技术方案:为了实现以上目的,本发明采取的技术方案为:
具有抗肿瘤活性的京大戟二萜类化合物,其结构式如下:
作为优选方案,以上所述的具有抗肿瘤活性的京大戟二萜类化合物,其包括如下结构式的化合物:
本发明所述的具有抗肿瘤活性的京大戟二萜类化合物的制备方法,包括如下步骤:
(1)提取:
取京大戟药材,加入乙醇回流提取,得到乙醇提取液;
(2)萃取:
将步骤(1)京大戟乙醇提取液浓缩至无醇味,用水混悬,加入等体积乙酸乙酯萃取,合并乙酸乙酯层,减压浓缩,得浸膏;
(3)分离
取浸膏经中压硅胶柱色谱分离,石油醚-乙酸乙酯体系梯度洗脱,得到馏分JDJ-EA-11和JDJ-EA-20;
取馏分JDJ-EA-11经Sephadex LH-20分离,二氯甲烷-甲醇洗脱,得到馏分JDJ-EA-11S3;将该馏分经Pre-HPLC分离,得到馏分JDJ-EA-11S3P4、JDJ-EA-11S3P5、JDJ-EA-11S3P9、JDJ-EA-11S3P11、JDJ-HEN-EA-10S9;
取馏分JDJ-EA-11S3P4经Semi-pre-HPLC和SFC手性分离,得到化合物(1);
馏分JDJ-EA-11S3P5经Semi-pre-HPLC和SFC手性分离,得到化合物(2);
馏分JDJ-HEN-EA-10S9经Semi-pre-HPLC和SFC手性分离,得到化合物(3)。
作为更加优选的方案,以上所述的具有抗肿瘤活性的京大戟二萜类化合物的制备方法,其包括如下步骤:
(1)提取:
取京大戟药材,加入4~12倍量体积浓度80~95%乙醇回流提取1~3次,每次1~2h,得乙醇提取液。
(2)萃取
将步骤(1)乙醇提取液浓缩至无醇味,加水混悬,加入等体积乙酸乙酯萃取2~4次,合并乙酸乙酯层,减压浓缩,得浸膏;
(3)分离
取步骤(2)浸膏,经中压硅胶柱色谱分离,用体积比100:0-0:100的石油醚-乙酸乙酯梯度洗脱,得到馏分JDJ-EA-11和JDJ-EA-20;
取馏分JDJ-EA-11经Sephadex LH-20分离,用体积比1:1的二氯甲烷-甲醇体系洗脱,得到馏分JDJ-EA-11S3;将该馏分经Pre-HPLC分离,得到馏分JDJ-EA-11S3P4、JDJ-EA-11S3P5、JDJ-EA-11S3P9、JDJ-EA-11S3P11、JDJ-HEN-EA-10S9;
取馏分JDJ-EA-11S3P4经Semi-pre-HPLC和SFC手性分离,得到化合物(1):
取馏分JDJ-EA-11S3P5经Semi-pre-HPLC和SFC手性分离,得到化合物(2);
取馏分JDJ-HEN-EA-10S9经Semi-pre-HPLC分离,得到化合物(3)。

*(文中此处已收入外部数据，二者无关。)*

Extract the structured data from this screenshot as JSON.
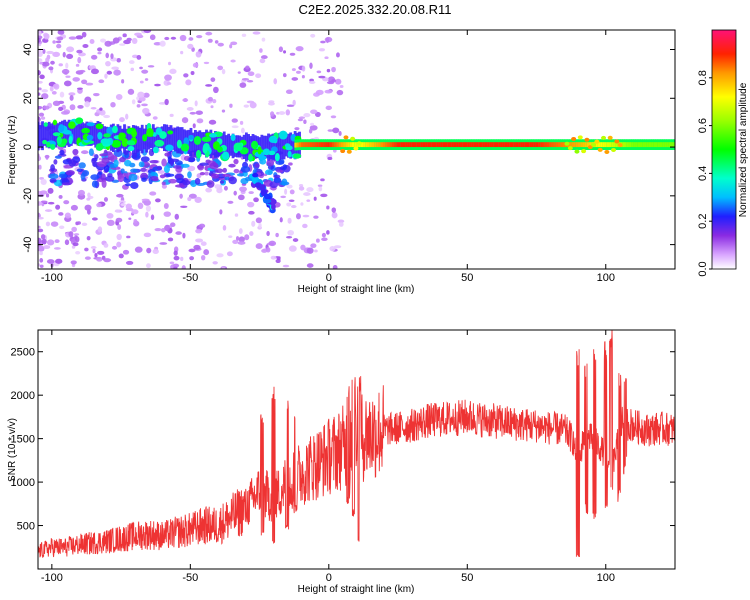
{
  "title": "C2E2.2025.332.20.08.R11",
  "chart_data": [
    {
      "type": "heatmap",
      "xlabel": "Height of straight line (km)",
      "ylabel": "Frequency (Hz)",
      "xlim": [
        -105,
        125
      ],
      "ylim": [
        -50,
        48
      ],
      "xticks": [
        -100,
        -50,
        0,
        50,
        100
      ],
      "yticks": [
        -40,
        -20,
        0,
        20,
        40
      ],
      "colorbar": {
        "label": "Normalized spectral amplitude",
        "range": [
          0,
          1
        ],
        "ticks": [
          0.0,
          0.2,
          0.4,
          0.6,
          0.8
        ]
      },
      "ridge": {
        "frequency_hz": 1,
        "x_start": -15,
        "x_end": 125,
        "peak_amplitude": 0.95,
        "segments": [
          {
            "x": -100,
            "f": 5,
            "a": 0.35
          },
          {
            "x": -90,
            "f": 6,
            "a": 0.3
          },
          {
            "x": -80,
            "f": 4,
            "a": 0.35
          },
          {
            "x": -70,
            "f": 3,
            "a": 0.3
          },
          {
            "x": -60,
            "f": 4,
            "a": 0.3
          },
          {
            "x": -50,
            "f": 2,
            "a": 0.4
          },
          {
            "x": -40,
            "f": 1,
            "a": 0.4
          },
          {
            "x": -30,
            "f": 0,
            "a": 0.35
          },
          {
            "x": -20,
            "f": 0,
            "a": 0.4
          },
          {
            "x": -10,
            "f": 1,
            "a": 0.85
          },
          {
            "x": 0,
            "f": 1,
            "a": 0.9
          },
          {
            "x": 10,
            "f": 1,
            "a": 0.7
          },
          {
            "x": 25,
            "f": 1,
            "a": 0.9
          },
          {
            "x": 50,
            "f": 1,
            "a": 0.9
          },
          {
            "x": 75,
            "f": 1,
            "a": 0.9
          },
          {
            "x": 90,
            "f": 1,
            "a": 0.8
          },
          {
            "x": 100,
            "f": 1,
            "a": 0.7
          },
          {
            "x": 110,
            "f": 1,
            "a": 0.6
          },
          {
            "x": 125,
            "f": 1,
            "a": 0.6
          }
        ]
      }
    },
    {
      "type": "line",
      "xlabel": "Height of straight line (km)",
      "ylabel": "SNR (10 * v/v)",
      "xlim": [
        -105,
        125
      ],
      "ylim": [
        0,
        2750
      ],
      "xticks": [
        -100,
        -50,
        0,
        50,
        100
      ],
      "yticks": [
        500,
        1000,
        1500,
        2000,
        2500
      ],
      "color": "#ee3333",
      "series": [
        {
          "x": [
            -105,
            -100,
            -95,
            -90,
            -85,
            -80,
            -75,
            -70,
            -65,
            -60,
            -55,
            -50,
            -45,
            -40,
            -35,
            -30,
            -25,
            -20,
            -15,
            -10,
            -5,
            0,
            5,
            10,
            15,
            20,
            25,
            30,
            35,
            40,
            45,
            50,
            55,
            60,
            65,
            70,
            75,
            80,
            85,
            88,
            90,
            92,
            95,
            98,
            100,
            103,
            106,
            110,
            115,
            120,
            125
          ],
          "y": [
            200,
            250,
            250,
            280,
            300,
            320,
            350,
            380,
            400,
            380,
            420,
            450,
            500,
            500,
            600,
            700,
            900,
            800,
            1000,
            1100,
            1200,
            1300,
            1400,
            1500,
            1550,
            1600,
            1620,
            1650,
            1700,
            1720,
            1730,
            1750,
            1720,
            1700,
            1680,
            1660,
            1650,
            1620,
            1600,
            1500,
            1200,
            1500,
            1500,
            1400,
            1300,
            1250,
            1700,
            1650,
            1600,
            1620,
            1600
          ]
        }
      ],
      "spikes": [
        {
          "x": -24,
          "peak": 1800,
          "low": 400
        },
        {
          "x": -20,
          "peak": 2100,
          "low": 300
        },
        {
          "x": -15,
          "peak": 2050,
          "low": 500
        },
        {
          "x": -12,
          "peak": 1900,
          "low": 700
        },
        {
          "x": 7,
          "peak": 2150,
          "low": 800
        },
        {
          "x": 9,
          "peak": 2300,
          "low": 650
        },
        {
          "x": 11,
          "peak": 2250,
          "low": 350
        },
        {
          "x": 90,
          "peak": 2550,
          "low": 150
        },
        {
          "x": 93,
          "peak": 2450,
          "low": 700
        },
        {
          "x": 96,
          "peak": 2600,
          "low": 600
        },
        {
          "x": 100,
          "peak": 2650,
          "low": 700
        },
        {
          "x": 102,
          "peak": 2750,
          "low": 900
        },
        {
          "x": 105,
          "peak": 2300,
          "low": 850
        },
        {
          "x": 107,
          "peak": 2200,
          "low": 1200
        }
      ]
    }
  ]
}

作为优选方案,以上所述的具有抗肿瘤活性的京大戟二萜类化合物的制备方法,
化合物(1)SFC手性分离条件:
仪器:Waters SFC80 preparative SFC;色谱柱:DAICEL CHIRALPAK IG,规格250mm*30mm,10um;流动相:A相为CO2,B相为MeOH,流速:60g/min;检测波长:210nm;梯度方式:30%-30%A,柱温:40℃;
化合物(2)Semi-pre-HPLC分离的条件为:
仪器:Gilson GX-281Semi-prep-HPLC System,色谱柱:Phenomenex luna C18(2),规格250×21.2mm,5μm;流动相:A相为水,B相为甲醇;流速:15ml/min;检测波长:210nm和285nm;梯度洗脱方式:70%-100%A 12min;100%-100%A 9min;柱温为室温;
化合物(2)SFC手性分离条件:
仪器:Waters SFC80 preparative SFC;色谱柱:DAICEL CHIRALPAK IG,规格250mm*30mm,10um;流动相:A相为CO2,B相为MeOH,流速:70g/min;检测波长:210nm;梯度方式:40%-40%A,柱温:40℃;
化合物(3)Pre-HPLC分离的条件为:
仪器:Shimadzu LC-20AP Large Scale Preparative System,色谱柱:DaisoODS-C18300(50mm,10um;流动相:A相为水,B相为乙腈;流速:80ml/min;检测波长:220nm和285nm;梯度洗脱方式:40%-40%A 5min、40%-80%A 30min、80%-80%A 10min;柱温为室温。
本发明采用CCK8方法检测分离得到的3个新的二萜类化合物,显示出对淋巴瘤、结肠癌或白血病等肿瘤细胞就有较好的抑制作用,可开发为抗肿瘤的药物。
本发明可将大戟二萜类化合物和药学上可接受的载体制备成片剂、胶囊剂、注射剂、颗粒剂、滴丸、软膏剂或透皮控释贴剂剂型的药物。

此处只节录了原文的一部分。